Covid-19: What you need to know today
It would be alright if Covid fatigue involved merely how people feel; unfortunately, this also extends to how people behave, and it is behaviour that puts them and others at risk.
On June 21 (Dispatch 87), I wrote: “So, bored, tired, lonely perhaps, and physically, mentally, and emotionally weary, we let things slip. And the virus wins.”
There’s a term for this,pandemic fatigue , and as the second wave roils Europe, and the third the US, everyone is talking about it.
“Pandemic fatigue is real — and it’s spreading.” That’s in Tuesday’s Wall Street Journal. “Sick of Covid-19? Here’s why you might have pandemic fatigue.” That’s in the conversation.com from October 23. “As the Coronavirus surges, a new culprit emerges: Pandemic fatigue.” That’s from October 17’s New York Times.
And on Monday, World Health Organization (WHO) director general Tedros Adhanom Ghebreyesus spoke of pandemic fatigue. “Working from home, children being schooled remotely, not being able to celebrate milestones with friends and family or not being there to mourn loved ones — it’s tough and the fatigue is real,” he said.
The problem has become serious enough for WHO to, earlier in October, release a document titled “Pandemic fatigue: Reinvigorating the public to prevent Covid-19”. In the document, WHO actually defined pandemic fatigue.
“Pandemic fatigue is... demotivation to follow recommended protective behaviours, emerging gradually over time and affected by a number of emotions, experiences and perceptions,” the document said.
It “is expressed through an increasing number of people not sufficiently following recommendations and restrictions, decreasing their effort to keep themselves informed about the pandemic, and having lower risk perceptions related to Covid-19,” the document added.
It would be alright if Covid fatigue involved merely how people feel; unfortunately, this also extends to how people behave, and it is behaviour that puts them and others at risk.

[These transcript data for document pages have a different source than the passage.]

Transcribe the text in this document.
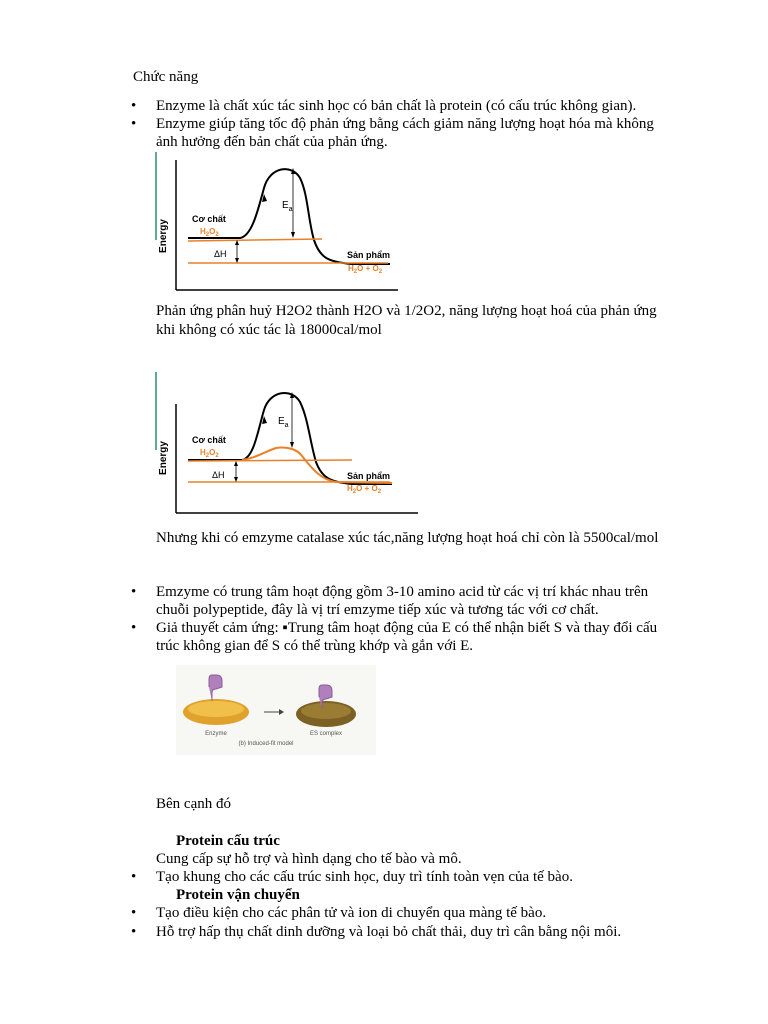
Chức năng
• Enzyme là chất xúc tác sinh học có bản chất là protein (có cấu trúc không gian).
• Enzyme giúp tăng tốc độ phản ứng bằng cách giảm năng lượng hoạt hóa mà không
ảnh hưởng đến bản chất của phản ứng.
Energy
$E_a$
ΔH
Cơ chất
$H_2O_2$
Sản phẩm
$H_2O + O_2$
Phản ứng phân huỷ H2O2 thành H2O và 1/2O2, năng lượng hoạt hoá của phản ứng
khi không có xúc tác là 18000cal/mol
Energy
$E_a$
ΔH
Cơ chất
$H_2O_2$
Sản phẩm
$H_2O + O_2$
Nhưng khi có emzyme catalase xúc tác,năng lượng hoạt hoá chỉ còn là 5500cal/mol
• Emzyme có trung tâm hoạt động gồm 3-10 amino acid từ các vị trí khác nhau trên
chuỗi polypeptide, đây là vị trí emzyme tiếp xúc và tương tác với cơ chất.
• Giả thuyết cảm ứng: ▪Trung tâm hoạt động của E có thể nhận biết S và thay đổi cấu
trúc không gian để S có thể trùng khớp và gắn với E.
Enzyme	ES complex
(b) Induced-fit model
Bên cạnh đó
Protein cấu trúc
Cung cấp sự hỗ trợ và hình dạng cho tế bào và mô.
• Tạo khung cho các cấu trúc sinh học, duy trì tính toàn vẹn của tế bào.
Protein vận chuyển
• Tạo điều kiện cho các phân tử và ion di chuyển qua màng tế bào.
• Hỗ trợ hấp thụ chất dinh dưỡng và loại bỏ chất thải, duy trì cân bằng nội môi.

Still worse, because their behaviour is directly correlated with a rise in infections, governments may be forced to react by imposing restrictions on movement and activities, even a partial lockdown (most countries are very averse to going down the total or hard lockdown path again). And when this happens, a population that is already in the grip of pandemic fatigue is unlikely to listen. That’s happening in Europe and the US, and it is happening in India too.
So, what should governments and administrators do? As WHO’s DG put it on Monday: “We cannot give up… Leaders must balance the disruption to lives and livelihoods with the need to protect health workers and health systems as intensive care fills up.”
Enforcement may not work in all cases and may end up being counterproductive.
The problem will be familiar to behavioral economists, though. In 2012, Niranjan Rajadhyaksha, then Mint’s executive editor, wrote an article titled “How behavioural science can reduce deaths on railway tracks”.
In the article, Rajadhyaksha detailed how Final Mile Consulting, a firm headed by Biju Dominic that used behavioural economics, cognitive neurology and anthropology to shape people’s behaviour, did this in one part of Mumbai – “The Final Mile team hung around the most lethal crossings for several weeks, melting into the crowd,” says Dominic, “like method actors living the character.”
“They quickly noticed that the people crossing the tracks were overconfident, one of the biases that behavioural scientists say are hard-wired into our brains, the same bias that ensures that equity analysts overestimate corporate earnings or cigarette smokers refuse to believe they can be struck down by cancer” Rajadhyaksha wrote.
It’s the same overconfidence that makes people believe that they are unlikely to contract Covid-19, or assume that they are safe because most people who do get infected are either asymptomatic or experience only mild symptoms.
I won’t tell you how Final Mile solved the rail crossing problem. You can read about it yourself by scanning the QR code with this column.
The WHO document actually has some interesting pointers for administrators on how to “allow people to live their lives, but reduce the risk” — for it is the disruption to their lives that is perhaps the biggest contributor to pandemic fatigue. This involves: differentiating “between lower-risk and higher-risk activities”; guidelines on carrying “on with life while reducing the risk of transmission”; proactively planning for “end-of-the-year celebrations”; avoid cancelling all cultural events and find “creative solutions” to host them; and “avoid judgment and blame.” It’s always toughest to protect people from themselves.